The primary motivation for omitting patch 3 was a concern over repositories containing IUs with the same ID and version having but having different physical representations on disk.  This happens, for example, when a patched eclipse mirrors a repository with manifest data in it.  The repository is read but the manifest data is ignored.  When the in memory IU is persisted it is persisted without the manifest data.

Personally I believe we should include patch 3 but welcome input from the community.  My arguments for inclusion are:

1) The change is minor (1 line)

2) What is important is the model representation of the IU.  With the patches
   in place the manifest data is ignored.  Thus the IU is conceptually 
   identical regardless of whether it was read from bytes that contained or 
   did not contain manifest information.

3) I believe a new Eclipse reading older repositories will not be a rare 
   occurance and the memory savings should be as widely available as possible.

Assuming we proceed, the following staging is proposed.

1) Release patch 1, 2 and 3 to 3.7 HEAD
2) Back port patch 2 to older streams.  3.6 for sure ... how far back do
   we want to go?  Suggestions please.

Patches 1 and 3 could never be released to older Eclipse streams since we would not want to end up in a situation where repositories built by a 3.6.x Eclipse would be unable to update a 3.6.(x - n) product.  Presumably particular customers could take these patches if they where required and the ramifications understood.

Once I add repository version number changes and checking and get some feed back from this comment I will attach the three patches discussed.
Comment 3 DJ Houghton CLA 2010-11-15 14:30:11 EST
To be clear, the changes that Dean proposes in Patch 3 would only benefit 3.7 clients who are reading pre-3.7 repositories. 

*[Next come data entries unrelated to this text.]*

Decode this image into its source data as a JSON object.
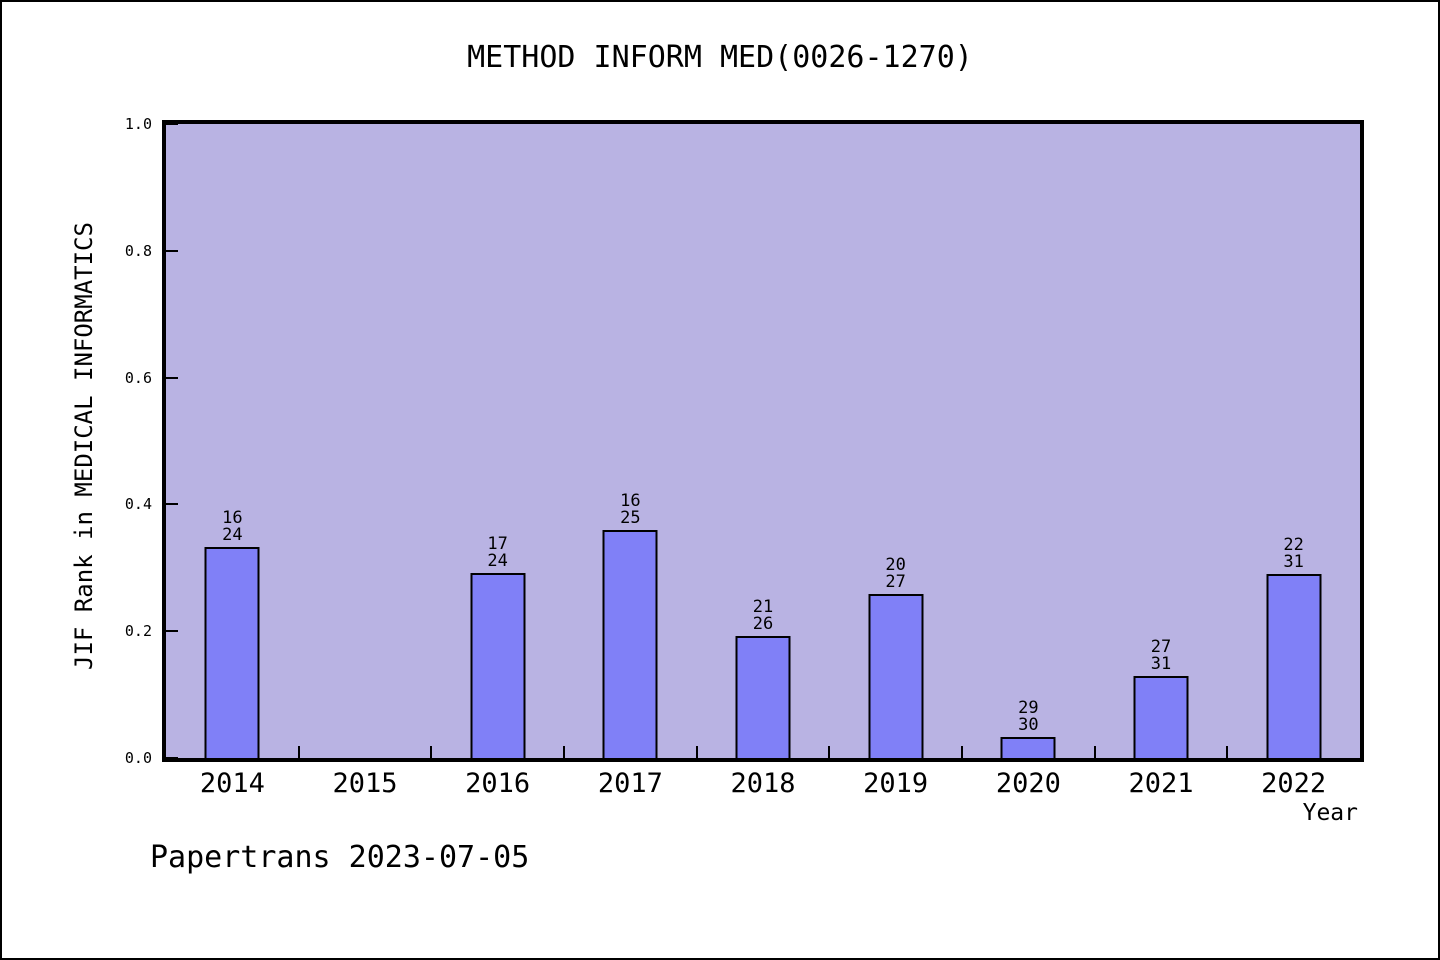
{
  "chart_data": {
    "type": "bar",
    "title": "METHOD INFORM MED(0026-1270)",
    "xlabel": "Year",
    "ylabel": "JIF Rank in MEDICAL INFORMATICS",
    "ylim": [
      0.0,
      1.0
    ],
    "yticks": [
      "0.0",
      "0.2",
      "0.4",
      "0.6",
      "0.8",
      "1.0"
    ],
    "grid": false,
    "legend": "none",
    "categories": [
      "2014",
      "2015",
      "2016",
      "2017",
      "2018",
      "2019",
      "2020",
      "2021",
      "2022"
    ],
    "bars": [
      {
        "year": "2014",
        "rank": 16,
        "total": 24,
        "value": 0.333
      },
      {
        "year": "2015",
        "rank": null,
        "total": null,
        "value": null
      },
      {
        "year": "2016",
        "rank": 17,
        "total": 24,
        "value": 0.292
      },
      {
        "year": "2017",
        "rank": 16,
        "total": 25,
        "value": 0.36
      },
      {
        "year": "2018",
        "rank": 21,
        "total": 26,
        "value": 0.192
      },
      {
        "year": "2019",
        "rank": 20,
        "total": 27,
        "value": 0.259
      },
      {
        "year": "2020",
        "rank": 29,
        "total": 30,
        "value": 0.033
      },
      {
        "year": "2021",
        "rank": 27,
        "total": 31,
        "value": 0.129
      },
      {
        "year": "2022",
        "rank": 22,
        "total": 31,
        "value": 0.29
      }
    ],
    "colors": {
      "plot_bg": "#b9b3e3",
      "bar_fill": "#8080f7",
      "bar_edge": "#000000",
      "text": "#000000"
    }
  },
  "footer": {
    "text": "Papertrans 2023-07-05"
  }
}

Pros: Allows 3.7 clients to read older repositories. Could be important to products built on Eclipse.
Cons: Questions about bundle uniqueness. When doing mirroring, etc you can end up in a state with 2 IUs with the same id and version but different touchpoint data. Is this invalid?

Comments from people about their use in delivering repositories would be helpful in deciding whether or not to release this part of the code.
Comment 4 Dean Roberts CLA 2010-11-16 10:10:54 EST
Pasted Comment #2 and Comment #3 into correct defect: https://bugs.eclipse.org/bugs/show_bug.cgi?id=329386
Comment 5 Dean Roberts CLA 2010-11-17 10:02:56 EST
Posted the following question to the p2-dev mailing list about the use of uncompressed metadata repositories and the impact of license text on their size.

=====

Hi folks,

I am trying go get a feel for how widely used uncompressed metadata repositories are.

A typical content.xml file contains many copies of identical license text.  Memory use is not an issue since the implementation uses a StringPool to extern string references.  Compressed repositories do not present an issue for disk foot print or network traffic as the content.xml compresses extremely well, typically 95% or more.

However, uncompressed metadata repositories may pose a significant concern here if they are widely used.

So does anybody have an opinion on how widely used uncompressed repositories are?

Thanks
Comment 6 DJ Houghton CLA 2011-01-19 17:01:58 EST
I think this can be closed now since all dependent bug reports have been closed. If there are remaining outstanding issues then please re-open or open a new report.